The award is based purely on merit and the criteria detailed above. Proposals are not accepted, nor are any entrance fees solicited or accepted. While advice on the selection is sought from industry thought leaders, Dr. Will Thalheimer of Work-Learning Research is the final arbiter. Awards will only be made in years when exceptional contributions to the workplace learning and performance field are apparent.

 

Winners

The 2020 Neon Elephant Award, given this year to Mirjam Neelen and Paul Kirschner for writing the book, Evidence-Informed Learning Design: Use Evidence to Create Training Which Improves Performanceand for their many years publishing their blog 3-Star Learning Experiences.

The 2019 Neon Elephant Award, given this year to David Epstein for writing the book Range: Why Generalists Triumph in a Specialized World, and for his many years as a journalist and science-inspired truth teller.

The 2018 Neon Elephant Award, given this year to Clark Quinn for writing a book debunking the learning myths, Millennials, Goldfish & Other Training Misconceptions: Debunking Learning Myths and Superstitions—and for his many years advocating for research-based practices in the workplace learning field.

The 2017 Neon Elephant Award, given this year to Patti Shank for writing and publishing two research-to-practice books this year, Write and Organize for Deeper Learning and Practice and Feedback for Deeper Learning—and for her many years advocating for research-based practices in the workplace learning field.

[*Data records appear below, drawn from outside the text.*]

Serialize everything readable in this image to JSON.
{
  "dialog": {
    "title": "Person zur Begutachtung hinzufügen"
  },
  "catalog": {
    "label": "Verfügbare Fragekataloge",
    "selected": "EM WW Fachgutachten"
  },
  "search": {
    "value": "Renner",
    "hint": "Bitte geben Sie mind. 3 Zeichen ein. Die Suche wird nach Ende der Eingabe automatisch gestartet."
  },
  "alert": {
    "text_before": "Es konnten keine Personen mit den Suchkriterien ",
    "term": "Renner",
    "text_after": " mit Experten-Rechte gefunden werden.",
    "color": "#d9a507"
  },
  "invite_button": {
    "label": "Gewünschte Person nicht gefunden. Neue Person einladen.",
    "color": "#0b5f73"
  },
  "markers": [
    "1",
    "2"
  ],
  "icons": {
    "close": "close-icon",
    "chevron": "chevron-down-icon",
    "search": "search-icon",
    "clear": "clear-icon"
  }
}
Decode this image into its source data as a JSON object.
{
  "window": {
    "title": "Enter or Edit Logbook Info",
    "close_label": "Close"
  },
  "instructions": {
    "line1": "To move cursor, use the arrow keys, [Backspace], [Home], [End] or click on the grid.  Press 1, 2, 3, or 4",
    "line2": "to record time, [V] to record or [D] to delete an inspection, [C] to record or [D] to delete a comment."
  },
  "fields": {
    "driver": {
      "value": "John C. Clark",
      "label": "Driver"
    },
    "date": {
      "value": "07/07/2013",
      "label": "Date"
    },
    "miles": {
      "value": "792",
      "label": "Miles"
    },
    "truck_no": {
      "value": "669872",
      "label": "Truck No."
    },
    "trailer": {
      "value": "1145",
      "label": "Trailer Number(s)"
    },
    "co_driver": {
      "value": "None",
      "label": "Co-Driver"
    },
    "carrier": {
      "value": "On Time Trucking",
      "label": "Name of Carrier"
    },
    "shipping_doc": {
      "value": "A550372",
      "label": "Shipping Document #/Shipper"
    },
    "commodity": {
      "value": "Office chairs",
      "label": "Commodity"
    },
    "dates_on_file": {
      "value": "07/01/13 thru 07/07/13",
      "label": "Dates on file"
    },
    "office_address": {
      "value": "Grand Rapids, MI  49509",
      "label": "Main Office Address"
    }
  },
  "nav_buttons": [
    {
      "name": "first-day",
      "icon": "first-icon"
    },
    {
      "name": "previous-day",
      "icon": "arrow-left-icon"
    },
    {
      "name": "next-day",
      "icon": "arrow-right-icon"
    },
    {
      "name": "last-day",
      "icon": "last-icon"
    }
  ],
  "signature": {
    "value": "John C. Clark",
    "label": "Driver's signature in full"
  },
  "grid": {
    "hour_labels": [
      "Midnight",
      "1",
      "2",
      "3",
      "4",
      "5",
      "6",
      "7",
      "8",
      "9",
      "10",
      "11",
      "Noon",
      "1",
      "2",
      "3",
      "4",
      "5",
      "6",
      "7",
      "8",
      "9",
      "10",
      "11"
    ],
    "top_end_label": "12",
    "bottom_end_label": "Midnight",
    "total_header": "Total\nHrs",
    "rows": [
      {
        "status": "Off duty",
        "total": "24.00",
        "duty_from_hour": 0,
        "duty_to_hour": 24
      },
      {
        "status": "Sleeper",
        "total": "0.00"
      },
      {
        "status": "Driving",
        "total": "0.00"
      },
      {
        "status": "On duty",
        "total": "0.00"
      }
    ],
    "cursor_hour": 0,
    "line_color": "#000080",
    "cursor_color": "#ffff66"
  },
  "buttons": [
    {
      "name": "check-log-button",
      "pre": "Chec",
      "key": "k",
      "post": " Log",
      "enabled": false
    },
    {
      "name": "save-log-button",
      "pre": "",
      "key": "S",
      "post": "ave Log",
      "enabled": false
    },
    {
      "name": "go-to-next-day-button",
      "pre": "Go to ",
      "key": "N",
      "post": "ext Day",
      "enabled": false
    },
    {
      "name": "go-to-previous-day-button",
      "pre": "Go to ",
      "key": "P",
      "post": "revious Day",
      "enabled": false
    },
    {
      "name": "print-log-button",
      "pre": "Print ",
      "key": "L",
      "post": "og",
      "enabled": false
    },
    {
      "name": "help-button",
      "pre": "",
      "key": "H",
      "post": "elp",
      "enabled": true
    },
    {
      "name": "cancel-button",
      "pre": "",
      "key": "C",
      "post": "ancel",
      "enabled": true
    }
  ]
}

The 2016 Neon Elephant Award, given this year to Pedro De Bruycere, Paul A. Kirschner, and Casper D. Hulshof for their book Urban Myths about Learning and Education—a book that provides a research-based reality check on the myths and misinformation that float around the learning field.

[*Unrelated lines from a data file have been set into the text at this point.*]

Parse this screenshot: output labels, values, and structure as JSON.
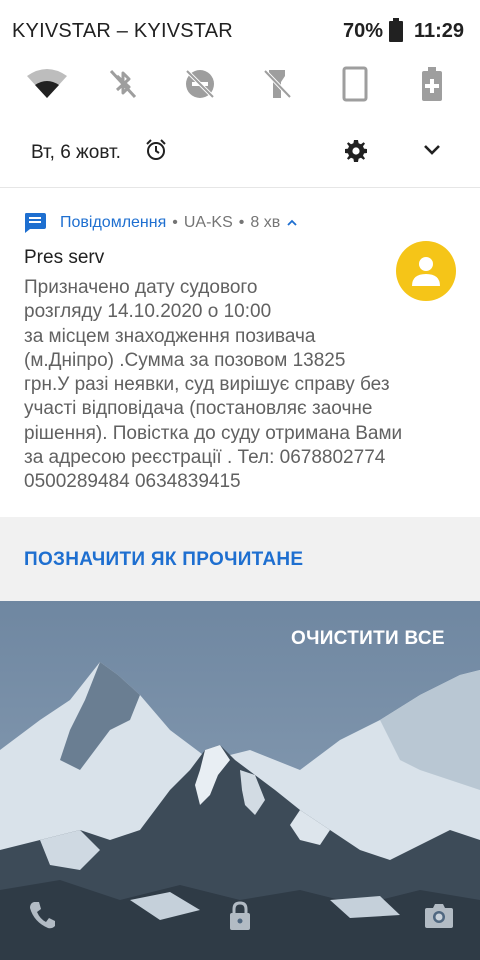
{
  "status_bar": {
    "carrier": "KYIVSTAR – KYIVSTAR",
    "battery_percent": "70%",
    "time": "11:29"
  },
  "quick_settings": {
    "tiles": [
      {
        "icon": "wifi-icon",
        "state": "on"
      },
      {
        "icon": "bluetooth-off-icon",
        "state": "off"
      },
      {
        "icon": "do-not-disturb-off-icon",
        "state": "off"
      },
      {
        "icon": "flashlight-off-icon",
        "state": "off"
      },
      {
        "icon": "auto-rotate-icon",
        "state": "off"
      },
      {
        "icon": "battery-saver-icon",
        "state": "off"
      }
    ],
    "date": "Вт, 6 жовт."
  },
  "notification": {
    "app_name": "Повідомлення",
    "separator": "•",
    "sender_account": "UA-KS",
    "time_ago": "8 хв",
    "title": "Pres serv",
    "body": "Призначено дату судового\nрозгляду 14.10.2020 о 10:00\nза місцем знаходження позивача\n(м.Дніпро) .Сумма за позовом 13825\nгрн.У разі неявки, суд вирішує справу без\nучасті відповідача (постановляє заочне\nрішення). Повістка до суду отримана Вами\nза адресою реєстрації . Тел: 0678802774\n0500289484 0634839415",
    "action": "ПОЗНАЧИТИ ЯК ПРОЧИТАНЕ",
    "avatar_color": "#f5c518",
    "accent_color": "#1e6fd0"
  },
  "clear_all": "ОЧИСТИТИ ВСЕ"
}
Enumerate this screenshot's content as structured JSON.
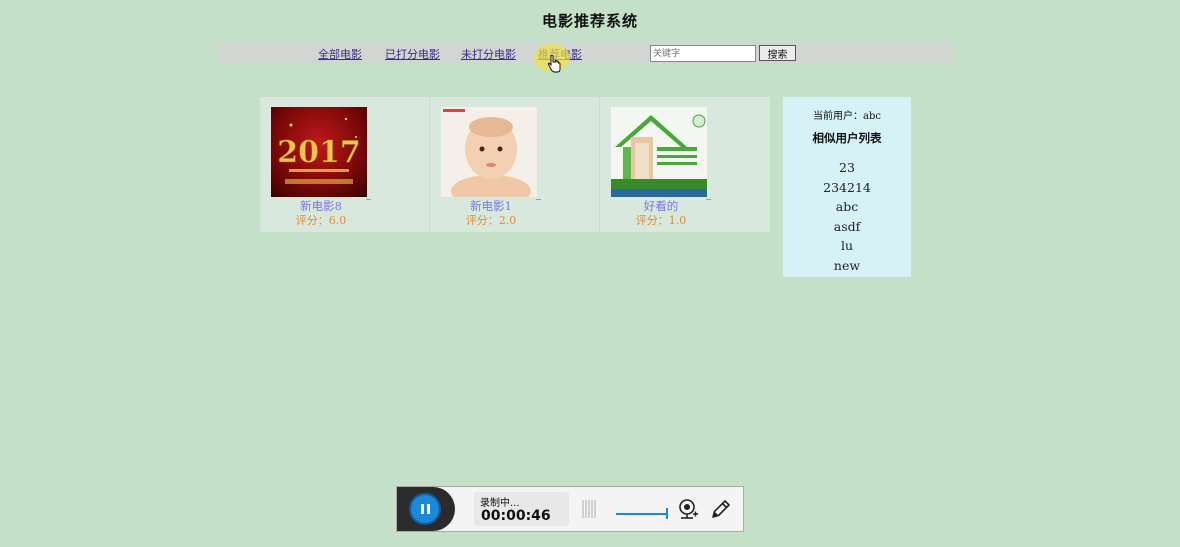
{
  "page": {
    "title": "电影推荐系统"
  },
  "nav": {
    "links": [
      {
        "label": "全部电影"
      },
      {
        "label": "已打分电影"
      },
      {
        "label": "未打分电影"
      },
      {
        "label": "推荐电影"
      }
    ],
    "search_placeholder": "关键字",
    "search_button": "搜索"
  },
  "movies": [
    {
      "name": "新电影8",
      "score": "评分：6.0",
      "poster_text": "2017"
    },
    {
      "name": "新电影1",
      "score": "评分：2.0"
    },
    {
      "name": "好看的",
      "score": "评分：1.0"
    }
  ],
  "sidebar": {
    "current_user": "当前用户：abc",
    "similar_title": "相似用户列表",
    "users": [
      "23",
      "234214",
      "abc",
      "asdf",
      "lu",
      "new"
    ]
  },
  "recorder": {
    "status": "录制中...",
    "time": "00:00:46"
  }
}
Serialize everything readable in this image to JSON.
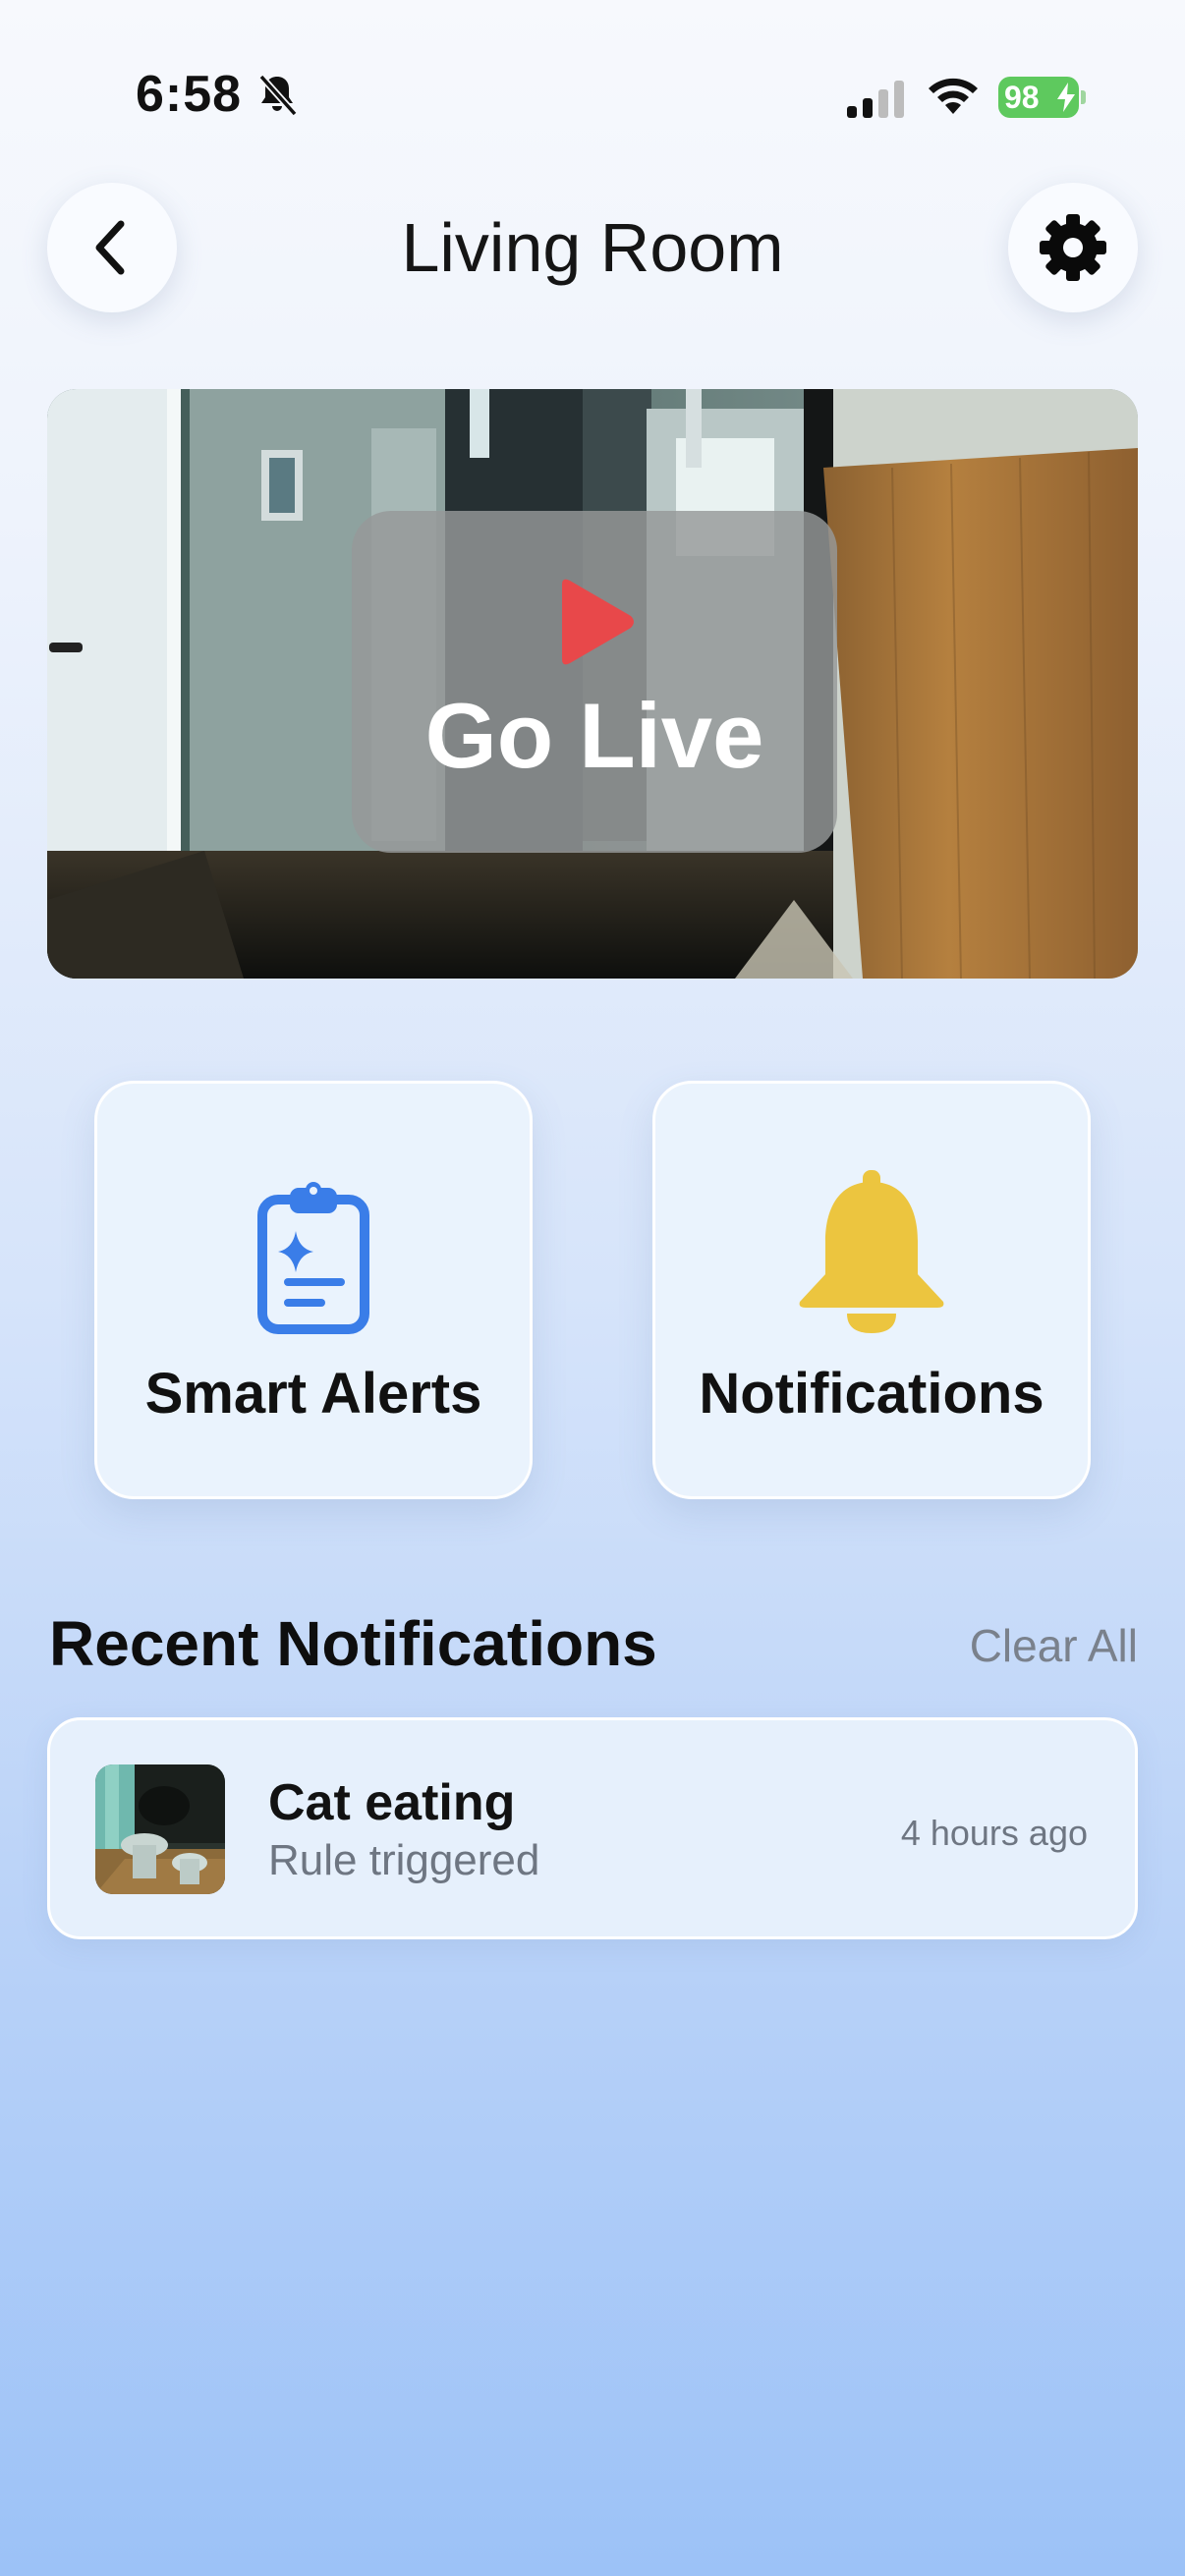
{
  "status_bar": {
    "time": "6:58",
    "battery": "98",
    "battery_color": "#5ec95e"
  },
  "header": {
    "title": "Living Room",
    "back_icon": "chevron-left-icon",
    "settings_icon": "gear-icon"
  },
  "camera": {
    "go_live_label": "Go Live",
    "play_color": "#e8484a"
  },
  "tiles": [
    {
      "label": "Smart Alerts",
      "icon": "clipboard-sparkle-icon",
      "icon_color": "#3a7de8"
    },
    {
      "label": "Notifications",
      "icon": "bell-icon",
      "icon_color": "#ecc53f"
    }
  ],
  "recent": {
    "title": "Recent Notifications",
    "clear_all": "Clear All",
    "items": [
      {
        "title": "Cat eating",
        "subtitle": "Rule triggered",
        "time": "4 hours ago"
      }
    ]
  }
}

The 2015 Neon Elephant Award, given this year to Julie Dirksen for her book, Design for How People Learn—a book that wonderfully conveys practical, research-based wisdom through the authentic voice of an experienced instructional designer and strategist.

The 2014 Neon Elephant Award, given this year to Peter C. Brown, Henry L. Roediger III, and Mark A. McDaniel for their book, Make it Stick: The Science of Successful Learning—a book that brilliantly conveys scientific principles of learning in prose that is easy to digest, comprehensive and true in its recommendations, highly-credible, and impossible to ignore or forget.

The 2013 Neon Elephant Award, given this year to Gary Klein for his many years doing research and practice in naturalistic decision making, cognitive task analysis, and insight learning–and for reminding us that real-world explorations of human behavior are essential in enabling us to distill key insights.

The 2012 Neon Elephant Award, given this year to K. Anders Ericsson for his many years conducting research on expertise and creating a body of knowledge that has inspired many others to translate his research into recommendations for use by performance-improvement professionals.

The 2011 Neon Elephant Award, given this year to Jeroen van Merriënboer for his many years conducting research on learning and translating that research into practical models for use by learning professionals.

The 2010 Neon Elephant Award was awarded to Richard E. Clark for his many years in leading the workplace learning-and-performance field by bridging the gap between academic research and practical application.

The 2009 Neon Elephant Award was awarded to Ruth Clark for her many years in leading the workplace learning-and-performance field with research-based insights and recommendations, and—by so doing—helping to professionalize our field.

The 2008 Neon Elephant Award was awarded to Robert Brinkerhoff for developing the Success Case evaluation method and for advocating that learning professionals play a more “courageous” role in their organizations.

The 2007 Neon Elephant Award was awarded to Sharon Shrock and Bill Coscarelli for advocating against the use of memorization-level questions in learning measurement and for the use of authentic assessment items, including scenario-based questions, simulations, and real-world skills tests.

The 2006 Neon Elephant Award was awarded to Cal Wick of the Fort Hill Company for his work developing methodologies and software to support learning transfer.